Saturday, May 24, 2014

Sling Blade (1996)

Director: Billy Bob Thornton                            Writer: Billy Bob Thornton
Film Score: Daniel Lanois                               Cinematography: Barry Markowitz
Starring: Billy Bob Thornton, Lucas Black, Dwight Yoakam and James Hampton

For all of the popularity that this film has engendered over the years, it’s fairly underwhelming. Based on a short film by Billy Bob Thornton, Sling Blade is the story of a mentally disabled man who has spent twenty-five years in a mental institution for killing his mother and her lover when he was twelve. The screenplay evolved from a black and white short that Thornton had directed two years earlier entitled Some Folks Call It a Sling Blade. In it he is interviewed by reporter Molly Ringwald and tells her the story of how he committed the murders. In that film he plays a much more menacing character who, ironically, has managed to elicit a good deal of sympathy from Ringwald’s character by the end. In the full-length version of the film Thornton seems a lot more benign and is released from the mental hospital once he has finished with his treatment and sentence. He goes back to his hometown and when he winds up in front of the Laundromat he helps the young Lucas Black take his family’s clothes home.

With nowhere else to go, Thornton heads back to the hospital to tell the doctor, James Hampton, that he wants to stay at the hospital. So Hampton takes Thornton home with him that night and the next day drives him back to the small Southern town he grew up in, this time getting him a job doing small engine repair at a fix-it shop. After he’s settled in for a few days Thornton goes over to Black’s house, and then the two of them go over to meet his mother, Natalie Canerday, where she works at the dollar store. There they also meet the store manager, John Ritter, a gay man who obviously has trouble fitting in. Because Black has lost his father and likes him so much, Thornton accepts the offer of his mother to live in their garage. The only problem comes in the form of Dwight Yoakam, an abusive redneck who hates Black and Ritter and now Thornton, and makes everyone’s life miserable. While Thornton’s violent episode in his childhood is well behind him, the trajectory of the film seems fairly obvious about halfway through.

In addition to starring in the film, Billy Bob Thornton also wrote and directed, and the film suffers for it. It’s an unadorned character study and the simplistic nature of the plot, while interesting in certain respects, is so objective that it never really grabs hold of the viewer the way that it had the potential to do. Thornton’s character, as written, is also wildly inconsistent. At times he appears to be unaware of anything going on around him, while at other times he seems fully engaged. In a discussion with Ritter over lunch, for example, Thornton has no other thought in his head than his French fries and mustard, though later he will have some incredibly insightful moments with Black that seem completely out of character and put there only to justify the resolution of the film. The direction is also maddening at times. The only real close ups in the film are of Thornton himself, when the scenes at Black’s house cry out for close ups of Black and Canerday as well as Yoakam. But instead there are nothing but static medium shots that keep the entire film at a distance from the viewer.

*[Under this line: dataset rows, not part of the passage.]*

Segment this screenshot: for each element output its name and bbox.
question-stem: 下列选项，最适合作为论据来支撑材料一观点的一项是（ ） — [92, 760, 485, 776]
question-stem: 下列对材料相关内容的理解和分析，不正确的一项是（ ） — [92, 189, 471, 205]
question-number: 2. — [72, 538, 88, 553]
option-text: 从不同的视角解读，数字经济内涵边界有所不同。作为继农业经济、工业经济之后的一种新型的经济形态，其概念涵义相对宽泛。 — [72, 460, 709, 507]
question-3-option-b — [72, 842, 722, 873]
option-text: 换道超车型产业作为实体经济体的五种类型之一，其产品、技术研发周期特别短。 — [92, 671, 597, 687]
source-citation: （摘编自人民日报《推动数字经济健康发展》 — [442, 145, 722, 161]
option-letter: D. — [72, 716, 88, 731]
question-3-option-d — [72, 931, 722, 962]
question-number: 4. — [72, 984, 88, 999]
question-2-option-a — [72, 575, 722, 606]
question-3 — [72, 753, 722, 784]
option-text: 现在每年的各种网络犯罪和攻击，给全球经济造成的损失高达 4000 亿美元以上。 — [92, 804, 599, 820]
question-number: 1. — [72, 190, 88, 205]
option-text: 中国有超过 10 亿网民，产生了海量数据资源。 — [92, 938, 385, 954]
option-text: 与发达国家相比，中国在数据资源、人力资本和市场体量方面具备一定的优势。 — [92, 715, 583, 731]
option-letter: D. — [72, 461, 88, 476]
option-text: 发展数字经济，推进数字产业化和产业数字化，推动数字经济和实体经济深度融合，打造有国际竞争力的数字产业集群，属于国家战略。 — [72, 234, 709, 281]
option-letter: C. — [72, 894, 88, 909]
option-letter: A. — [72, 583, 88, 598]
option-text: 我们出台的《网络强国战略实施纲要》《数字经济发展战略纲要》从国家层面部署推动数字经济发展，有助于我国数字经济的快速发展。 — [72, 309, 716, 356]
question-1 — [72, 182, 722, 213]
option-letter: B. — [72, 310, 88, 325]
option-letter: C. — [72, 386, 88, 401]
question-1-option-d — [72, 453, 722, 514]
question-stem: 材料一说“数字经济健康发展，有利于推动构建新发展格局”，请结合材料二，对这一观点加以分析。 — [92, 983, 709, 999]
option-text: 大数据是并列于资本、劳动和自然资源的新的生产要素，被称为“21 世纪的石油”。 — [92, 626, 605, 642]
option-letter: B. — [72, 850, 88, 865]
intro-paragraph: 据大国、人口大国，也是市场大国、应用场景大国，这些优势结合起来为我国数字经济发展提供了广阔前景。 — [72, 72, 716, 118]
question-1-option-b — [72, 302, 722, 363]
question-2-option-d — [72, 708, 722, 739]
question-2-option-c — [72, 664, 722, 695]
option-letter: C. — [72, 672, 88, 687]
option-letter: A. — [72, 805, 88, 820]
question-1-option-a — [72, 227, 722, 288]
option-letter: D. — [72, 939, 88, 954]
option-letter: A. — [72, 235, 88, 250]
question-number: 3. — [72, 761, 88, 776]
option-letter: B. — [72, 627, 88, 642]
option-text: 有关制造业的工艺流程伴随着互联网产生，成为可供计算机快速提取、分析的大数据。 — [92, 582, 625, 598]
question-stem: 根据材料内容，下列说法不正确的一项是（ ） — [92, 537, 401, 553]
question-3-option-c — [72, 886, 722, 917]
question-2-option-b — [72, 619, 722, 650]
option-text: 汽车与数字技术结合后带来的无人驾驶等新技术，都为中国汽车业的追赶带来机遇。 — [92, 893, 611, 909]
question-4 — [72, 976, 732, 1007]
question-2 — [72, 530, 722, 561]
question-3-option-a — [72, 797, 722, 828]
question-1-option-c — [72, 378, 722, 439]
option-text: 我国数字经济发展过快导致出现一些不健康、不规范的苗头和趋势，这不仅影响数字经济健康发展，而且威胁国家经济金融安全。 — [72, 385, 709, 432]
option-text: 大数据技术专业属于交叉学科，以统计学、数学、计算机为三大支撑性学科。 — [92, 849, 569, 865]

The one thing the film does have going for it is the cast. The story opens in the day room of the mental institution with the late, great J.T. Walsh as a serial killer who loves nothing better than to regale the taciturn Thornton with exploits of his murders. Lucas Black is the perfect young Southern boy, with a purity and innocence that make him the real star of the film. James Hampton, more familiar as a television actor, acquits himself well in a subdued performance, while Robert Duvall was induced to make a cameo appearance as Thornton’s father with only a couple of lines of dialogue. Dwight Yoakam’s role is well written because of the lack of overt physical violence that leaves him with a shred of humanity. Thornton plays an enigma, a mentally disengaged man who has been institutionalized most of his life and yet still has the ability to love. The performance is unquestionably a good one, but because the rest of the film is so weak it gets lost. Thornton was nominated for an Oscar for his performance and, inexplicably, won the Academy Award for his screenplay. Perhaps it simply hasn’t aged well, but I found Sling Blade to be an interesting film that lacks a lot of the power fans still give it credit for.